Background: Immunotherapy is a promising cancer treatment, but surrogate biomarkers of clinical efficacy have not been fully validated. The aim of this work was to evaluate several biomarkers as predictors of response to nivolumab monotherapy in patients with non-small-cell lung cancer.
Patients and methods: Blood samples was collected at baseline, at 2 months after treatment start, and at disease progression. Lactate dehydrogenase level (LDH), neutrophils, and leukocyte values were obtained from medical record. Interleukin (IL)-8, IL-11, and kynurenine/tryptophan levels were determined by enzyme-linked immunosorbent assay. Total protein was extracted from circulating CD8+ T cells, and BCL-2 interacting mediator of cell death (BIM) protein expression tested by western blotting.
Results: Baseline LDH levels were significantly higher in non-responder patients than in those who responded (P = .045). The increase in indoleamine 2,3 dioxygenase activity was related to progression of disease, mainly in patients who did not respond to nivolumab treatment (P = .001). Increased levels of circulating IL-8 were observed in initially responding patients at time of progression, and it was related to lower overall survival (hazard ratio, 7.49; P = .025). A highest expression of BIM in circulating CD8+ T cells could be related to clinical benefit. The Student t test and Mann-Whitney U test were used to compare groups for continuous variables. Time to events was estimated using the Kaplan-Meier method, and compared by the log-rank test.

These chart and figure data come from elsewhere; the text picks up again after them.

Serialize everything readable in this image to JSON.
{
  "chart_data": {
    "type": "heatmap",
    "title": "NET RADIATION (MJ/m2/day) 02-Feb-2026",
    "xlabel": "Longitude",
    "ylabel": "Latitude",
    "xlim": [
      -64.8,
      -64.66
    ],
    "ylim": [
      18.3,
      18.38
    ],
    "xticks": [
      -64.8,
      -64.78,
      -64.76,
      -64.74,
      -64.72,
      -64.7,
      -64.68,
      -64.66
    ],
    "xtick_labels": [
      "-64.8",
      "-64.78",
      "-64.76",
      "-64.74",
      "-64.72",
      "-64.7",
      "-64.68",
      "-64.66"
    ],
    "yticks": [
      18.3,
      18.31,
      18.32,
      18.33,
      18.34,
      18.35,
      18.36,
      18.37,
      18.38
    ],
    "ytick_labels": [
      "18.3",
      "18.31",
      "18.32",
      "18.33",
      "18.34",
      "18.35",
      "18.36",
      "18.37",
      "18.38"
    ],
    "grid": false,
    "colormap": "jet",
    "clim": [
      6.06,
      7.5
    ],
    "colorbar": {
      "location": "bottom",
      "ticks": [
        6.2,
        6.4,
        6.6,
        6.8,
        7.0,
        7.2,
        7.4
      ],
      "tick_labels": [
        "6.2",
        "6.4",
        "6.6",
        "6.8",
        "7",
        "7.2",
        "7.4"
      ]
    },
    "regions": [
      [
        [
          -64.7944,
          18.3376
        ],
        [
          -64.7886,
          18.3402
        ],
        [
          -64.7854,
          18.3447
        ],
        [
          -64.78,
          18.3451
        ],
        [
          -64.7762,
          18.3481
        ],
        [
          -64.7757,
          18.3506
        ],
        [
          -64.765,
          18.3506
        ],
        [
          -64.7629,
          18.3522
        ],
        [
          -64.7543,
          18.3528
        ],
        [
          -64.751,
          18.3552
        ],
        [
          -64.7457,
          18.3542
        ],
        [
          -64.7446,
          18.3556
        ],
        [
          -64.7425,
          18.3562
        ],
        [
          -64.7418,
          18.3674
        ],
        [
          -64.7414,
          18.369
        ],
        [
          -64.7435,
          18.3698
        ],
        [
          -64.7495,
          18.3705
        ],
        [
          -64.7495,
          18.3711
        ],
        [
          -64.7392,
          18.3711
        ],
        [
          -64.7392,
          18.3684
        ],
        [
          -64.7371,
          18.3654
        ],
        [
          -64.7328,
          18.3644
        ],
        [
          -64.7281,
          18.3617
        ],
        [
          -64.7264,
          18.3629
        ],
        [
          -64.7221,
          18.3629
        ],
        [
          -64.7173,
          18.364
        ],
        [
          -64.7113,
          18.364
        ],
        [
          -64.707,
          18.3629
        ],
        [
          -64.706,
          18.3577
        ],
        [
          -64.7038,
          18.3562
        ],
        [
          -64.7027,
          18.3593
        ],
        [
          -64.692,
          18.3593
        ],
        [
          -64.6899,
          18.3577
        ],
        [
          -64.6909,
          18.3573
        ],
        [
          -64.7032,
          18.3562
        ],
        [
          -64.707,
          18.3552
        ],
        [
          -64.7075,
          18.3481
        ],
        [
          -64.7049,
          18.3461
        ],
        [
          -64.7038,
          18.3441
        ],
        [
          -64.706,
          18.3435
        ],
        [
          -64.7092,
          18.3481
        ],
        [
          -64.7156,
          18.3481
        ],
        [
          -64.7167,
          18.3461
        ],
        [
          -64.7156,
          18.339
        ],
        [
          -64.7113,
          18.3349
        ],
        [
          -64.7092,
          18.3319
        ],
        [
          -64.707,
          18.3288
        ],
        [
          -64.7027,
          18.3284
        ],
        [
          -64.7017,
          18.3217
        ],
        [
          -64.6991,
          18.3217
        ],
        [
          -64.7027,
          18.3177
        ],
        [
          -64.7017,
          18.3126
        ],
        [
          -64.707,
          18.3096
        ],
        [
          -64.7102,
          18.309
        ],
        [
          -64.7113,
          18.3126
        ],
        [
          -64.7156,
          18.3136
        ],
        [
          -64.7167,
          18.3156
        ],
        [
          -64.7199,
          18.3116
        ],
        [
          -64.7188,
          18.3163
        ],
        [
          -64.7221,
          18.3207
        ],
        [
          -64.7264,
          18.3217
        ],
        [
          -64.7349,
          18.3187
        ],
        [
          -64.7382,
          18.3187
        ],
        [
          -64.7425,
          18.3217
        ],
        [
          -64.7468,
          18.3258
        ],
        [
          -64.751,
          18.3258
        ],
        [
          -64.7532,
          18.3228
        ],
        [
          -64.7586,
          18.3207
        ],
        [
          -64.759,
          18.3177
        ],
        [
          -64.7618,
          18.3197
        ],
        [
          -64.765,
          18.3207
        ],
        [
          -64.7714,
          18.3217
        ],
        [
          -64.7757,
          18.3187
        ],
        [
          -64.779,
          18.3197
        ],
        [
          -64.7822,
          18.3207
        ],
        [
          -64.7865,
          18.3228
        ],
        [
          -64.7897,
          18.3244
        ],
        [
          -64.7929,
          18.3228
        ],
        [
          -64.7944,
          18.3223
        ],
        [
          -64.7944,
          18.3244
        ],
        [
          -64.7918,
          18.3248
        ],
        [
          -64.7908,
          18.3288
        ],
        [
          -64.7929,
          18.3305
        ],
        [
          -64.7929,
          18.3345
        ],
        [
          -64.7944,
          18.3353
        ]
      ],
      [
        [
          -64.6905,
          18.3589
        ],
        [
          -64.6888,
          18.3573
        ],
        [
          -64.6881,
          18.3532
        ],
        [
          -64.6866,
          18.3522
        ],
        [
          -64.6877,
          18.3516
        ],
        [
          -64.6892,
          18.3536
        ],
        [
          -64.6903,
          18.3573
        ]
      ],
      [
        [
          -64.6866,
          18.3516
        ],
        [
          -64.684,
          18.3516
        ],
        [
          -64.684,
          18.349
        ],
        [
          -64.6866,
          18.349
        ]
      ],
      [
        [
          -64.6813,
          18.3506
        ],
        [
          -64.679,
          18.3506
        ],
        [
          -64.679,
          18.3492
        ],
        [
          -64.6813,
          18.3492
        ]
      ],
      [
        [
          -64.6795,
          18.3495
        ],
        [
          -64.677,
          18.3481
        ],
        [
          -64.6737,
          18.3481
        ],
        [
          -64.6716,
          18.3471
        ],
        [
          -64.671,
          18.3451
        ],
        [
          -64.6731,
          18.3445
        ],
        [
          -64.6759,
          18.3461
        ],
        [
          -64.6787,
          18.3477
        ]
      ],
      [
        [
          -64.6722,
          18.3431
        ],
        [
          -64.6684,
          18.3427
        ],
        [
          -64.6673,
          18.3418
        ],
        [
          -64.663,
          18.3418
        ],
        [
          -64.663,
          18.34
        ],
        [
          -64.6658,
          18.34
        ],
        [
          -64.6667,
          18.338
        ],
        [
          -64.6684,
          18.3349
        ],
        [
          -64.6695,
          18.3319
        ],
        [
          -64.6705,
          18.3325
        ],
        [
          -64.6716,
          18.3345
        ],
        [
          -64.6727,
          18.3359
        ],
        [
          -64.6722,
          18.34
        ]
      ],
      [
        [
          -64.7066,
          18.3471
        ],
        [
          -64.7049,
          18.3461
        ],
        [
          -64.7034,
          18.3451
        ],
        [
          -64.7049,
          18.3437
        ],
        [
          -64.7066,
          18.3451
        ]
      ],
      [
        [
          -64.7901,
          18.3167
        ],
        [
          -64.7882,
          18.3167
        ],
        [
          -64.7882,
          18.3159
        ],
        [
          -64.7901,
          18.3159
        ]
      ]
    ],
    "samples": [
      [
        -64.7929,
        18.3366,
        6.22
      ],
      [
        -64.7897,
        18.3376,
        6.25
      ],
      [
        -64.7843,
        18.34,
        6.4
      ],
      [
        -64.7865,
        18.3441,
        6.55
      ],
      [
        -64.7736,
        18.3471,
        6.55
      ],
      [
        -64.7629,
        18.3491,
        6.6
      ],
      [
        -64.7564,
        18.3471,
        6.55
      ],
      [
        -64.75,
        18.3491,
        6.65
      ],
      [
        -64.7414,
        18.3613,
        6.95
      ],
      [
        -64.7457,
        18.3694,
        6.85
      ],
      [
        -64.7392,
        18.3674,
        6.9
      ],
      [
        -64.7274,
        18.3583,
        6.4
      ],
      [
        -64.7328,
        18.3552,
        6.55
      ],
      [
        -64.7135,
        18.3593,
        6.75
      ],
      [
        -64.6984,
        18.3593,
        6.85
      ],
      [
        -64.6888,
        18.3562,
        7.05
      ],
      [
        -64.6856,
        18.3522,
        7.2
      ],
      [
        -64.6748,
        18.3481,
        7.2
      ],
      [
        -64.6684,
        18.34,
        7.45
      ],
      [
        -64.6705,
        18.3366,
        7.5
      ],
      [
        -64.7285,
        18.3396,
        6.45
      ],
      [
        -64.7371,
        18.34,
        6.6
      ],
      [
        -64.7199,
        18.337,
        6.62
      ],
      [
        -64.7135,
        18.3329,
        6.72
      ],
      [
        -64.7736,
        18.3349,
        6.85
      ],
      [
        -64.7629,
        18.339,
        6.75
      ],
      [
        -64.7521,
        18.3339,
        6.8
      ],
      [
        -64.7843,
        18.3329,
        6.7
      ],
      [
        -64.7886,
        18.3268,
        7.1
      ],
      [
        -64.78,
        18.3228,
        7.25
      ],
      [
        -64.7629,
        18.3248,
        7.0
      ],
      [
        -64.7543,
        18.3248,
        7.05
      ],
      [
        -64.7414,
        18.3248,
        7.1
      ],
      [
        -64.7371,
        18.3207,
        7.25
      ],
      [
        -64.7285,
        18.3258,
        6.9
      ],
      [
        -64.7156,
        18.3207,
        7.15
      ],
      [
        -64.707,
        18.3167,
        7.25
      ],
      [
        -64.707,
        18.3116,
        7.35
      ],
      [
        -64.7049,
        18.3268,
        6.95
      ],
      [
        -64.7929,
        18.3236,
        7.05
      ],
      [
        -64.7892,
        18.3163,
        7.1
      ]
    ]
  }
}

Conclusions: Changes in plasma LDH and IL-8, indoleamine 2,3 dioxygenase activity, and BIM expression in CD8+ T cells could be used to monitor and predict clinical benefit from nivolumab treatment in these patients.
Keywords: Biochemical changes in tumor progression; Clinical efficacy; Immune checkpoint inhibitors; Non-invasive quantification of tumour biomarkers; Outcomes in immunotherapy-treated patients.